Is Java a good choice to develop new apps? Or is it a dead-walking language? - Andrew-Dufresne
http://www.reddit.com/r/programming/comments/dv9ag/with_javas_increasing_complexity_jcps_slow/

======
kls
The first comment on reddit talks about the fact that it is not a good choice
for a desktop app. I agree, if you want a cross platform desktop app, Adobe
AIR or one of the other is a far better choice.

If you are doing web that works in conjunction with a larger set of systems,
it still has a good deal of advantages . Primo Facto being the availability of
off the shelf libraries and integrations with other technologies.

As for JSP, JSF, Struts, tag-libs, tiles, velocity and all of the other Java
web technologies, my personal opinion is they are the worst of the worst.

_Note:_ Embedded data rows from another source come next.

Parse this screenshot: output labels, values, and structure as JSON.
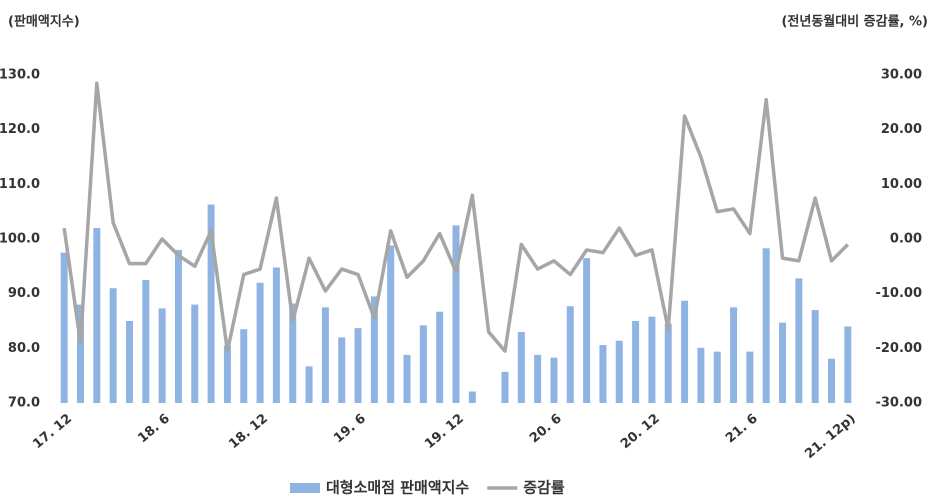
{
  "chart_data": {
    "type": "bar-line",
    "y_label": "(판매액지수)",
    "y2_label": "(전년동월대비 증감률, %)",
    "categories": [
      "17. 12",
      null,
      null,
      null,
      null,
      null,
      "18. 6",
      null,
      null,
      null,
      null,
      null,
      "18. 12",
      null,
      null,
      null,
      null,
      null,
      "19. 6",
      null,
      null,
      null,
      null,
      null,
      "19. 12",
      null,
      null,
      null,
      null,
      null,
      "20. 6",
      null,
      null,
      null,
      null,
      null,
      "20. 12",
      null,
      null,
      null,
      null,
      null,
      "21. 6",
      null,
      null,
      null,
      null,
      null,
      "21. 12p)"
    ],
    "series": [
      {
        "name": "대형소매점 판매액지수",
        "color": "#8fb4e3",
        "kind": "bar",
        "values": [
          97.5,
          88,
          102,
          91,
          85,
          92.5,
          87.3,
          98,
          88,
          106.3,
          80.5,
          83.5,
          92,
          94.8,
          88.2,
          76.7,
          87.5,
          82,
          83.7,
          89.5,
          98.8,
          78.8,
          84.2,
          86.7,
          102.5,
          72.1,
          null,
          75.7,
          83,
          78.8,
          78.3,
          87.7,
          96.5,
          80.6,
          81.4,
          85,
          85.8,
          84.5,
          88.7,
          80.1,
          79.4,
          87.5,
          79.4,
          98.3,
          84.7,
          92.8,
          87,
          78.1,
          84
        ]
      },
      {
        "name": "증감률",
        "color": "#a6a6a6",
        "kind": "line",
        "axis": "y2",
        "values": [
          2,
          -19,
          28.5,
          3,
          -4.5,
          -4.5,
          0,
          -3,
          -5,
          1.5,
          -20.5,
          -6.5,
          -5.5,
          7.5,
          -15,
          -3.5,
          -9.5,
          -5.5,
          -6.5,
          -14.5,
          1.5,
          -7,
          -4,
          1,
          -6,
          8,
          -17,
          -20.5,
          -1,
          -5.5,
          -4,
          -6.5,
          -2,
          -2.5,
          2,
          -3,
          -2,
          -16.5,
          22.5,
          15,
          5,
          5.5,
          1,
          25.5,
          -3.5,
          -4,
          7.5,
          -4,
          -1
        ]
      }
    ],
    "ylim": [
      70,
      130
    ],
    "yticks": [
      {
        "value": 70,
        "label": "70.0"
      },
      {
        "value": 80,
        "label": "80.0"
      },
      {
        "value": 90,
        "label": "90.0"
      },
      {
        "value": 100,
        "label": "100.0"
      },
      {
        "value": 110,
        "label": "110.0"
      },
      {
        "value": 120,
        "label": "120.0"
      },
      {
        "value": 130,
        "label": "130.0"
      }
    ],
    "y2lim": [
      -30,
      30
    ],
    "y2ticks": [
      {
        "value": -30,
        "label": "-30.00"
      },
      {
        "value": -20,
        "label": "-20.00"
      },
      {
        "value": -10,
        "label": "-10.00"
      },
      {
        "value": 0,
        "label": "0.00"
      },
      {
        "value": 10,
        "label": "10.00"
      },
      {
        "value": 20,
        "label": "20.00"
      },
      {
        "value": 30,
        "label": "30.00"
      }
    ],
    "legend": "bottom"
  }
}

I
would say working in PHP is preferable to having to work in them and I do not
like PHP at all. For me, I stopped using server side languages all together
and write my UI with HTML / CSS / JavaScript. This gives me the ability to
plug into any back end technology and allows me to keep the UI agnostic of any
non-web technology (e.g. JSP, ASP, PHP).

In the way that we build web apps, Java works well, we use JAX-RS to expose
REST services. and then use Java to integrate all of the back end pieces
together. As a language it does leave a deal to be desired but I don't think
that those lackings are a killer for it. I think the Java web stack was a
killer and pushed a lot of people to PHP, as it was so intrusive as to be
almost abusive to the designer. It favors the developer over the designer and
it is evident in it's design.

The old web frameworks chose the designer or the developer this is evident in
the various takes on how to do the web on the server. One only needs to look
at the contrast between PHP and Java Web to see the evidence. You can see
which one each favors pretty quickly.

The thing I like about the way we do things now, is we exploit the advantages
of Javascript and it's rapid development capabilities that better suit a UX
designer on the front end. As well as exploit the rigor that the back end
developer needs with Java and transactions, guaranteed rollback, dead
recipient and all of the other standards that guarantee that something does
not fall through the crack.

Anyway, I don't see Java as dead I just think it will play a more out of sight
role in the future but I think the same can be said for a lot of server side
technologies. JavaScript web apps are growing by leaps and bounds, it has its
detractors but most that actually try it, see the advantages pretty quickly
and convert, it takes far less time to deliver and provides a superior result.
It is the way that the industry is heading. I think that is a far more
important decision than whether or not you use Java as your back end.